A hysterectomy is the surgical removal of part or all of a woman’s uterus. Hysterectomies are typically performed to treat cancer, chronic pain, or heavy bleeding that has not been controlled by less invasive procedures.
Because you can’t get pregnant after having a hysterectomy, other medications or procedures are sometimes tried beforehand. Until after they have finished their families, some women wait to have a hysterectomy.
Just keep in mind that in the event that you opt for another option besides a hysterectomy, you might require additional treatment afterwards.
As for what happens during a hysterectomy, there are 3 distinct types of hysterectomies which may be performed, and which one your surgeon opts to perform depends upon why you need to get one in the first location.
Total or Total Hysterectomy
This sort of hysterectomy involves the removal of both the uterus and the cervix. Nearly all women undergoing hysterectomies have a complete or total hysterectomy.
Partial or Subtotal Hysterectomy (Supracervical Hysterectomy)
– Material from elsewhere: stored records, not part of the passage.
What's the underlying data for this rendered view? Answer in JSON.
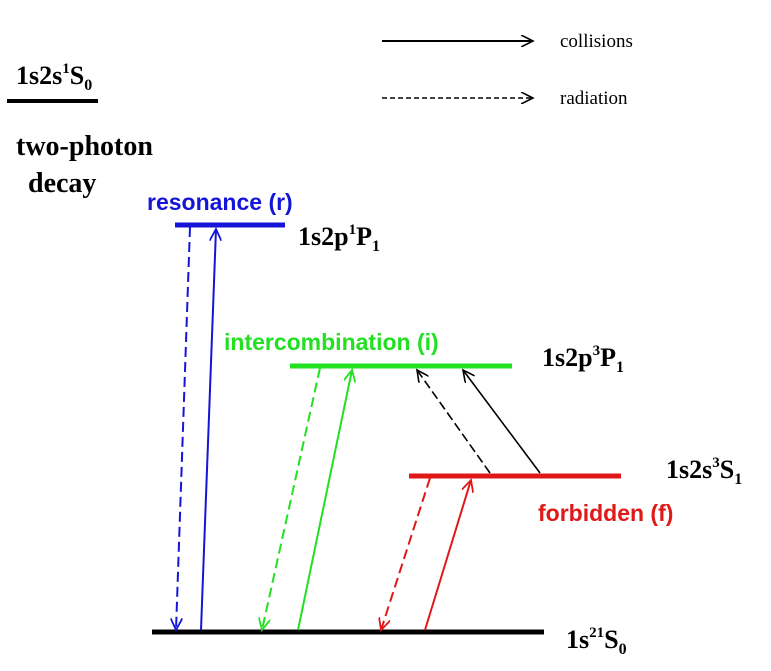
{
  "legend": {
    "collisions": "collisions",
    "radiation": "radiation"
  },
  "states": {
    "singlet_s": {
      "main": "1s2s",
      "sup": "1",
      "term": "S",
      "sub": "0",
      "note_line1": "two-photon",
      "note_line2": "decay"
    },
    "resonance": {
      "name": "resonance (r)",
      "main": "1s2p",
      "sup": "1",
      "term": "P",
      "sub": "1"
    },
    "intercombination": {
      "name": "intercombination (i)",
      "main": "1s2p",
      "sup": "3",
      "term": "P",
      "sub": "1"
    },
    "forbidden": {
      "name": "forbidden (f)",
      "main": "1s2s",
      "sup": "3",
      "term": "S",
      "sub": "1"
    },
    "ground": {
      "main": "1s",
      "sup": "2",
      "mid": "1",
      "term": "S",
      "sub": "0"
    }
  },
  "colors": {
    "resonance": "#1515d8",
    "intercombination": "#22e022",
    "forbidden": "#e01818",
    "black": "#000000"
  }
}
This sort of hysterectomy involves the removal of the upper two-thirds of their uterus and leaves the lower third of the uterus, which can be called the cervix, intact. Women who have not had an abnormal Pap smear result might be candidates for this type of hysterectomy. Some believe a partial or subtotal hysterectomy will help to reduce sex-related consequences.
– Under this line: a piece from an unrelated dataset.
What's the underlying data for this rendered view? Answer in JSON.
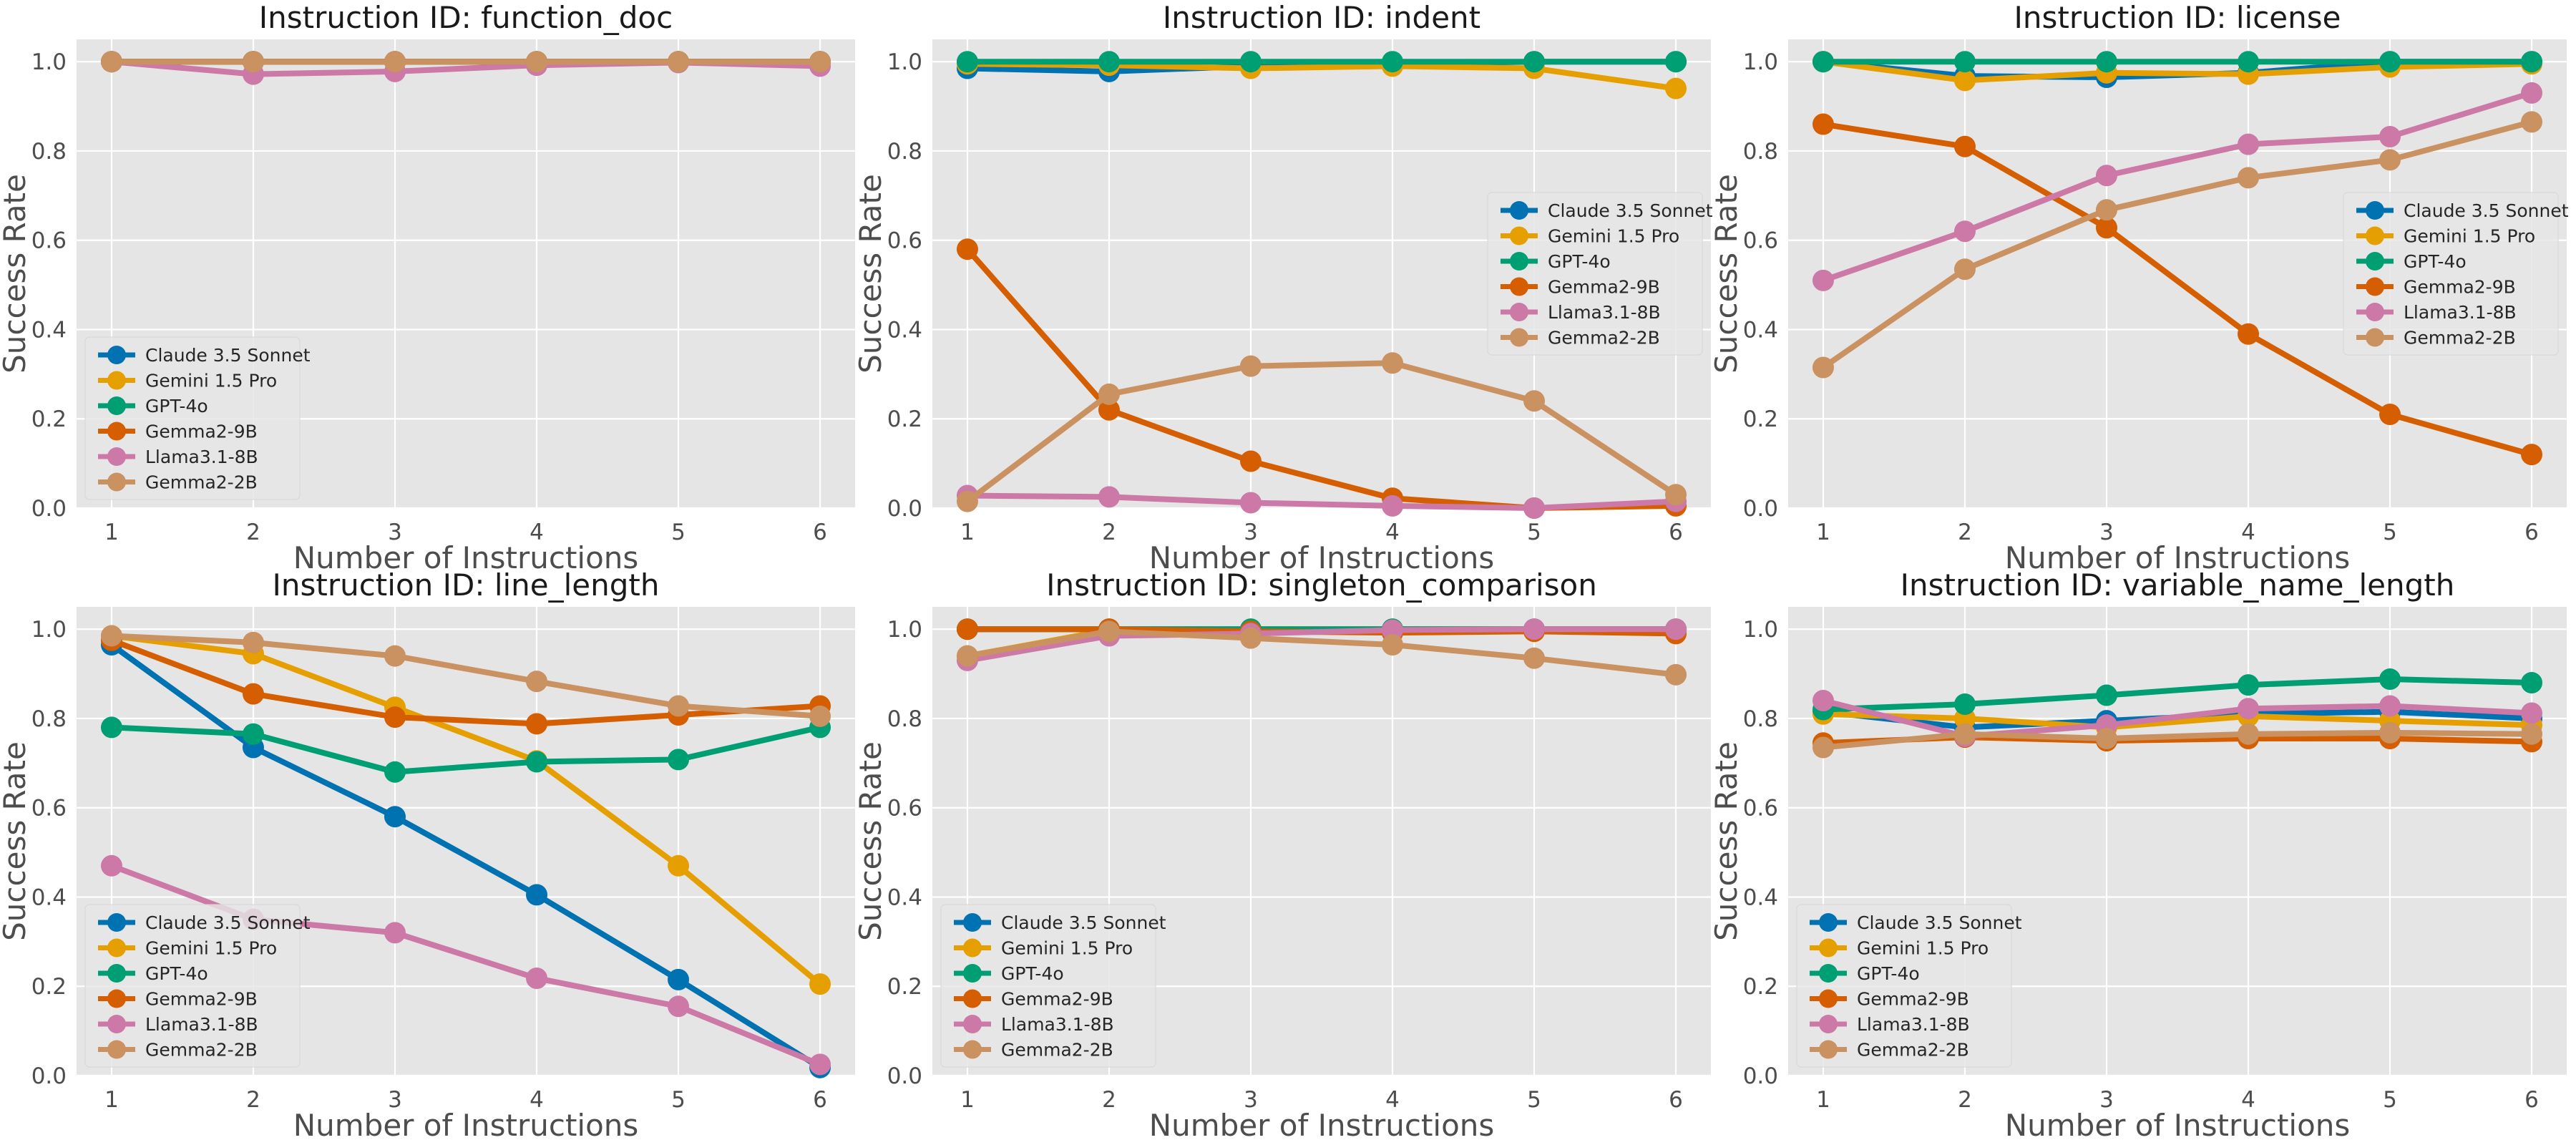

It may be done laparoscopically or abdominally.
During a radical hysterectomy, the uterus, the cervix, the top region of the vagina, and supporting tissues are removed. A radical hysterectomy may be necessary in certain cases of cancer.
When the ovaries and the fallopian tubes have been removed during a hysterectomy, it is known as a hysterectomy with bilateral salpingo-oophorectomy.
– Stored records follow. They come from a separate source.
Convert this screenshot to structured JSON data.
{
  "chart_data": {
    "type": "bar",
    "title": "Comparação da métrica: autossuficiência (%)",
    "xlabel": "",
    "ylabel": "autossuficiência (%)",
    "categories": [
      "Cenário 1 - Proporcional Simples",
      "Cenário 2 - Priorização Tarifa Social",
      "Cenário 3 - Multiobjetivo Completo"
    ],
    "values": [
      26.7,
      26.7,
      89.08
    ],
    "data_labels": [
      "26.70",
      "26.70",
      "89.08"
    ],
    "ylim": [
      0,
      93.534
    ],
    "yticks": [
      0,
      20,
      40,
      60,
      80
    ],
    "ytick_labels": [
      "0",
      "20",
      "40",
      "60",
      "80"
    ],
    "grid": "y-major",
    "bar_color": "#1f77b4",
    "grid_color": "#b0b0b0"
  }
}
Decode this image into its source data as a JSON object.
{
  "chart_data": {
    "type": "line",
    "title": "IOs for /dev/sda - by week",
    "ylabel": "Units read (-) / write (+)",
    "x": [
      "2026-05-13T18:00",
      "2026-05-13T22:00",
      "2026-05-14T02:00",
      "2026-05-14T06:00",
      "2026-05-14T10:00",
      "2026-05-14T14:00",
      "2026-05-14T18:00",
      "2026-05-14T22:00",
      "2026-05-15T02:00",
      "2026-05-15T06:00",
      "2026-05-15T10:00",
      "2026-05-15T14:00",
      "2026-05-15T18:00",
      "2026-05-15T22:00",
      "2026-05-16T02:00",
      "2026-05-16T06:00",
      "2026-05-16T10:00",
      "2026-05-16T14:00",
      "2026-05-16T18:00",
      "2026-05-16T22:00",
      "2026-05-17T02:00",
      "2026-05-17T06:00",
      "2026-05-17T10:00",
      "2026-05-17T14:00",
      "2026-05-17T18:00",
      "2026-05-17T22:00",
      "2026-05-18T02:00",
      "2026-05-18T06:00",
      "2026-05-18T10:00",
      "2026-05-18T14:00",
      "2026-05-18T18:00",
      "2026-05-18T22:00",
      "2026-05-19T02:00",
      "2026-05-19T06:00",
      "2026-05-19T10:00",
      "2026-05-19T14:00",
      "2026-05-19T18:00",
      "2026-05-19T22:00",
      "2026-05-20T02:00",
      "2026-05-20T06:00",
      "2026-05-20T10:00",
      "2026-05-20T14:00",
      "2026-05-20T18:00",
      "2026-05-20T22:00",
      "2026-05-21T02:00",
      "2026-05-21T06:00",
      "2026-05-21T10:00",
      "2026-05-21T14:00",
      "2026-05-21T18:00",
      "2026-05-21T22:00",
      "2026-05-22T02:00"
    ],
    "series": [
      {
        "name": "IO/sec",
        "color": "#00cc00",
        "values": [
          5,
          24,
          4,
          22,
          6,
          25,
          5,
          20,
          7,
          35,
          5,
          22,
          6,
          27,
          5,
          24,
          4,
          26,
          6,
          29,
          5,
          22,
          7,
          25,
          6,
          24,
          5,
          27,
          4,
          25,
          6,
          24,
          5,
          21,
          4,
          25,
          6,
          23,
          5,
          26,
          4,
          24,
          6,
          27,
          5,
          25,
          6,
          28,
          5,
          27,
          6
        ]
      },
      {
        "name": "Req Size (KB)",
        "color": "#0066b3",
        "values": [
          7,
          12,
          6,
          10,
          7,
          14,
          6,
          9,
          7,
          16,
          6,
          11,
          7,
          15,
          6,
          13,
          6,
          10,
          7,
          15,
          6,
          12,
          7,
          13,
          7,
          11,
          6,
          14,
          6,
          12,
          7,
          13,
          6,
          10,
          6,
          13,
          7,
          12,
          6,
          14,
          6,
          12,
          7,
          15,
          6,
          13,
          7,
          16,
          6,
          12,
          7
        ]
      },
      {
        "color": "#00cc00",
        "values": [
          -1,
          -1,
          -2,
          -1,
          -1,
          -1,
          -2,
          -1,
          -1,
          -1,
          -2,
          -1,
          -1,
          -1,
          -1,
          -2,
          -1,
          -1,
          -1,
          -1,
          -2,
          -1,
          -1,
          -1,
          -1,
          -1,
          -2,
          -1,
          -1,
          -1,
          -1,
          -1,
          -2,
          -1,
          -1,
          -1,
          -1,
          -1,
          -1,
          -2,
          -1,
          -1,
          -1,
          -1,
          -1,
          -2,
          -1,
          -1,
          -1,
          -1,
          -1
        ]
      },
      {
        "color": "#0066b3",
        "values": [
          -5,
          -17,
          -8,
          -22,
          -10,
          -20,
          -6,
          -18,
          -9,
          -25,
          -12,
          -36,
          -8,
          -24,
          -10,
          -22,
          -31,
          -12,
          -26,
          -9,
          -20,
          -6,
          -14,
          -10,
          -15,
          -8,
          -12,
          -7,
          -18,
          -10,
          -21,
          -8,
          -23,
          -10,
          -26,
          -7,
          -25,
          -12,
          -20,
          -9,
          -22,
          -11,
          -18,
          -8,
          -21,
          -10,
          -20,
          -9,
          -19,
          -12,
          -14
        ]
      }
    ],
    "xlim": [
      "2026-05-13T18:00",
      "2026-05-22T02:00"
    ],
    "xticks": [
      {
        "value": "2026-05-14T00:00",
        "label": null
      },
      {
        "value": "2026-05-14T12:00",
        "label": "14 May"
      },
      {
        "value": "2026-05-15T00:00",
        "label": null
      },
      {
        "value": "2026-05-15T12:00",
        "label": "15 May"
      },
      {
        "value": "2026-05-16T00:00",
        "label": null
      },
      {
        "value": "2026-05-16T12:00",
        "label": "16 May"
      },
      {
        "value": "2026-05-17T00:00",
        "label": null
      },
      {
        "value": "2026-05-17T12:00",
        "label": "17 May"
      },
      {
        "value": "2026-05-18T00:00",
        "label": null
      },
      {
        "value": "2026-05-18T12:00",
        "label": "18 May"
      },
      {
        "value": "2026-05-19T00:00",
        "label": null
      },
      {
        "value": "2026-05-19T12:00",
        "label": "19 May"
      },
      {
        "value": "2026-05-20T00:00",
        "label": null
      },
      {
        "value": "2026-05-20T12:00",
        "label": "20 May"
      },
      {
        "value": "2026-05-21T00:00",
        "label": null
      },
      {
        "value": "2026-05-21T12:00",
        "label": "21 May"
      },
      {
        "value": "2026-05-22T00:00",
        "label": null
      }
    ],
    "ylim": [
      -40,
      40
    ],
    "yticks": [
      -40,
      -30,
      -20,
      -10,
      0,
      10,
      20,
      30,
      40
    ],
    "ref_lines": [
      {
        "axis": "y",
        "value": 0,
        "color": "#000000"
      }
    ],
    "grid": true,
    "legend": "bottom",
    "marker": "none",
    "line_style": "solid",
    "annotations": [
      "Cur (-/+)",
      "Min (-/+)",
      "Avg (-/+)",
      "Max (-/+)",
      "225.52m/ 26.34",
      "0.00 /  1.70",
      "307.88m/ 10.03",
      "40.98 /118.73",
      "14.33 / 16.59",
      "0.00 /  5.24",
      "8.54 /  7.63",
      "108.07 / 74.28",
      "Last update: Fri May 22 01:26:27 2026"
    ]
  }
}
The bilateral salpingo-oophorectomy is routinely performed in the United States. Removal of the ovaries before a woman reaches natural menopause often causes induced or surgical menopause.
Kinds of Hysterectomy Procedures
Aside from the magnitude of removal of organs and cells, there are different types of surgical procedures used in performing a hysterectomy.
- Abdominal Hysterectomy: This surgery gives the surgeon the best view of what is going on in your pelvis. It’s performed with an incision in the abdomen that can be horizontal or vertical and will leave a scar. It may be done when there are adhesions or when the uterus is quite big. The drawbacks are that there is a increased risk of complications compared with less-invasive procedures. These risks include infection, bleeding, clots, and damage to nerves and cells. You’ll also likely require a longer remain in the clinic.
- Laparoscopic Hysterectomy: That really is a minimally-invasive procedure using a laparoscopic. The surgical tools are inserted either through the vagina or through small incisions in the stomach. The uterus is removed in pieces, either throughout the incisions or via the vagina. The advantages compared with an abdominal hysterectomy are that there is generally less pain, less risk of disease, and less time spent at the hospital. But there’s still a chance of injury to the urinary tract and other organs.
- Vaginal Hysterectomy: This hysterectomy is performed entirely through the vagina, avoiding any abdominal incision or scars. It’s normally the first choice unless there are reasons for using the invasive procedures, such as adhesions or a massive uterus. You should have a shorter recovery time and return to your usual activities than using the other kinds of hysterectomy.
A Word From Verywell
Make sure you ask your surgeon questions before your hysterectomy so that you understand the procedure, dangers side effects, and anticipated recovery period. It’s important to comprehend the surgical procedure , the conditions that make a hysterectomy clinically necessary, and also the specifics of any other procedures that might be more suitable for you.